A: Well, I don’t really pretend to understand my own industry, so I really shouldn’t speak about something I’m not even peripherally involved with. But it’s a good question. I don’t know what the similarities are: maybe in that they’re both dependent on a very fickle market. Nobody can figure out why people go to the movies and nobody can decide why they’ll crop their pants this year. Maybe the similarities are in the volatility.

These industries are not providing something like surgical appliances, where you know how many people will need them each year. With movies and fashions, you can’t really predict anything, that’s why there are opportunities for interesting and idiosyncratic visionary people to come forward and rise meteorically – then next year their visions often don’t work any more.

Q: What singles Anne Hathaway out as a rising young actress?
A: First of all, we’ve seen her since she was an adolescent in The Princess Diaries and then she emerged as a fully flowered woman in front of us and her beauty is breathtaking.

That sort of walks ahead of her and some people are going to forget what a good actress she is, because that precedes her in a stunning way. The most overlooked performance of last year was her role in Brokeback Mountain. It was beautiful. And this is quite different. She’s just got an open-hearted, friendly appeal for someone so beautiful. I think that’s her strength. She can do lots of things and she’s very talented.

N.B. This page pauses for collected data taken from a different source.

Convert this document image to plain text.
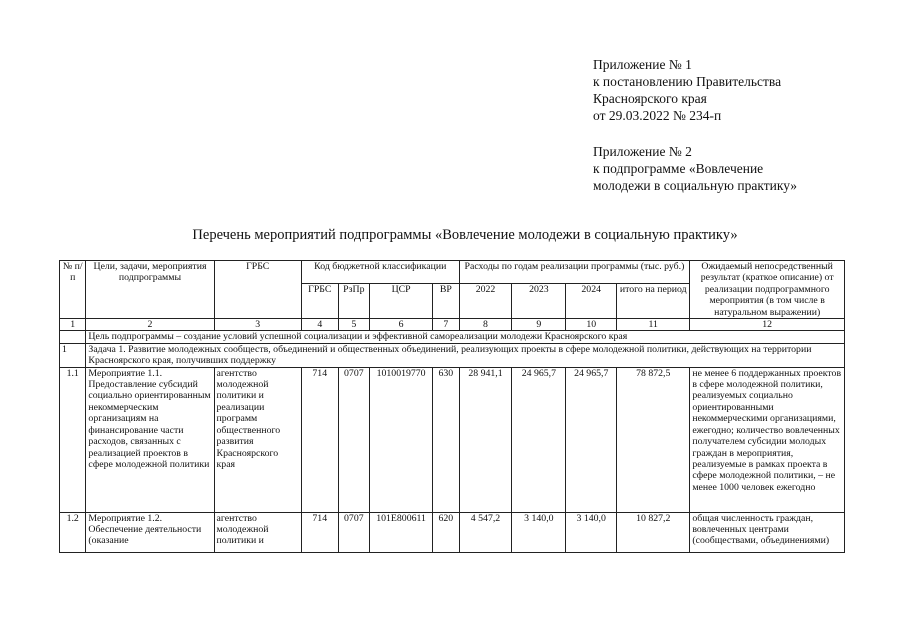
Приложение № 1
к постановлению Правительства
Красноярского края
от 29.03.2022 № 234-п
Приложение № 2
к подпрограмме «Вовлечение
молодежи в социальную практику»
Перечень мероприятий подпрограммы «Вовлечение молодежи в социальную практику»
№ п/п	Цели, задачи, мероприятия подпрограммы	ГРБС	Код бюджетной классификации				Расходы по годам реализации программы (тыс. руб.)				Ожидаемый непосредственный результат (краткое описание) от реализации подпрограммного мероприятия (в том числе в натуральном выражении)
			ГРБС	РзПр	ЦСР	ВР	2022	2023	2024	итого на период	
1	2	3	4	5	6	7	8	9	10	11	12
	Цель подпрограммы – создание условий успешной социализации и эффективной самореализации молодежи Красноярского края										
1	Задача 1. Развитие молодежных сообществ, объединений и общественных объединений, реализующих проекты в сфере молодежной политики, действующих на территории Красноярского края, получивших поддержку										
1.1	Мероприятие 1.1. Предоставление субсидий социально ориентированным некоммерческим организациям на финансирование части расходов, связанных с реализацией проектов в сфере молодежной политики	агентство молодежной политики и реализации программ общественного развития Красноярского края	714	0707	1010019770	630	28 941,1	24 965,7	24 965,7	78 872,5	не менее 6 поддержанных проектов в сфере молодежной политики, реализуемых социально ориентированными некоммерческими организациями, ежегодно; количество вовлеченных получателем субсидии молодых граждан в мероприятия, реализуемые в рамках проекта в сфере молодежной политики, – не менее 1000 человек ежегодно
1.2	Мероприятие 1.2. Обеспечение деятельности (оказание	агентство молодежной политики и	714	0707	101E800611	620	4 547,2	3 140,0	3 140,0	10 827,2	общая численность граждан, вовлеченных центрами (сообществами, объединениями)
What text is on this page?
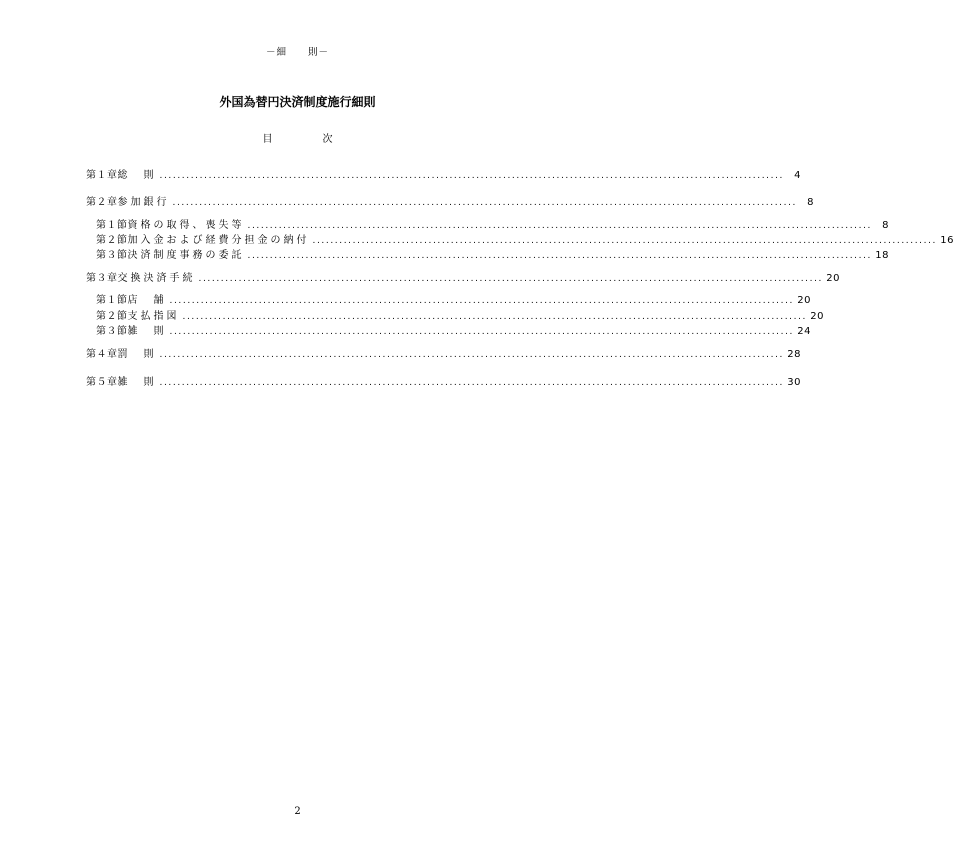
－細　　則－
外国為替円決済制度施行細則
目　　　　　次
第１章 総　則 ............................................................................................................................................	4
第２章 参加銀行 ............................................................................................................................................	8
第１節 資格の取得、喪失等 ............................................................................................................................................	8
第２節 加入金および経費分担金の納付 ............................................................................................................................................ 16
第３節 決済制度事務の委託 ............................................................................................................................................ 18
第３章 交換決済手続 ............................................................................................................................................ 20
第１節 店　舗 ............................................................................................................................................ 20
第２節 支払指図 ............................................................................................................................................ 20
第３節 雑　則 ............................................................................................................................................ 24
第４章 罰　則 ............................................................................................................................................ 28
第５章 雑　則 ............................................................................................................................................ 30
2
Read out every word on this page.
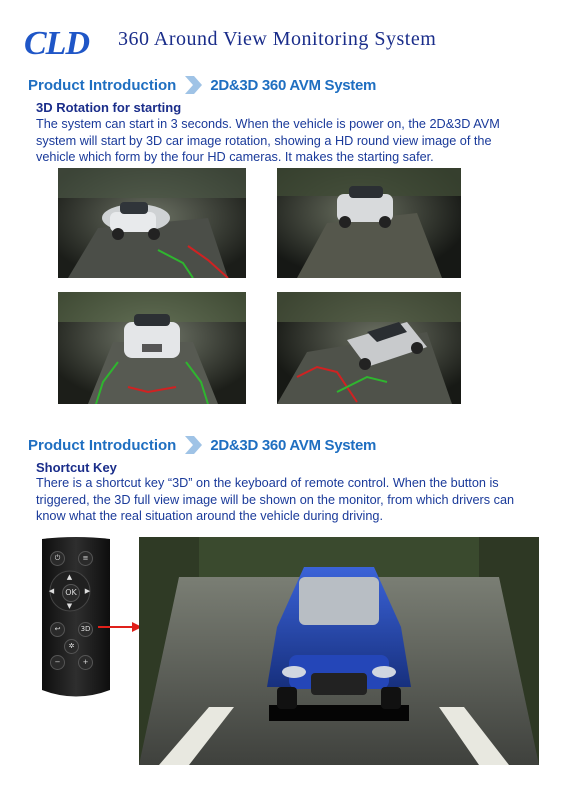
CLD 360 Around View Monitoring System
Product Introduction 2D&3D 360 AVM System
3D Rotation for starting
The system can start in 3 seconds. When the vehicle is power on, the 2D&3D AVM system will start by 3D car image rotation, showing a HD round view image of the vehicle which form by the four HD cameras. It makes the starting safer.
Product Introduction 2D&3D 360 AVM System
Shortcut Key
There is a shortcut key “3D” on the keyboard of remote control. When the button is triggered, the 3D full view image will be shown on the monitor, from which drivers can know what the real situation around the vehicle during driving.
⏻	≡
▲
◀	▶
▼
OK
↩	3D
✲
−	+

Q: Have you had to sacrifice anything in order to be successful?
A: Yes, I think everybody sacrifices things. Miranda is a very specific kind of woman. It would take a very specific kind of man to love her, whatever job she found herself in. I don’t think we can say that all working women will get divorced – it’s so dangerous to make these things emblematic of anything – but having said that, every person who has a big, important job and tries to have a family, has to make decisions every single minute.

You are thinking about where your brain is at any time. It’s very tricky but it’s why women are very well suited to rule the world in the future, because of the multi-tasking they do and their ability to be moving in 15 directions at once. It’s the women who behave like men, who focus in that singular way with the blinkers on, who have problems. You get a lot more done that way maybe, but you also lose the perception of who’s behind you, what’s going on, the 360 degrees of it, the whole picture of life that we do have as women.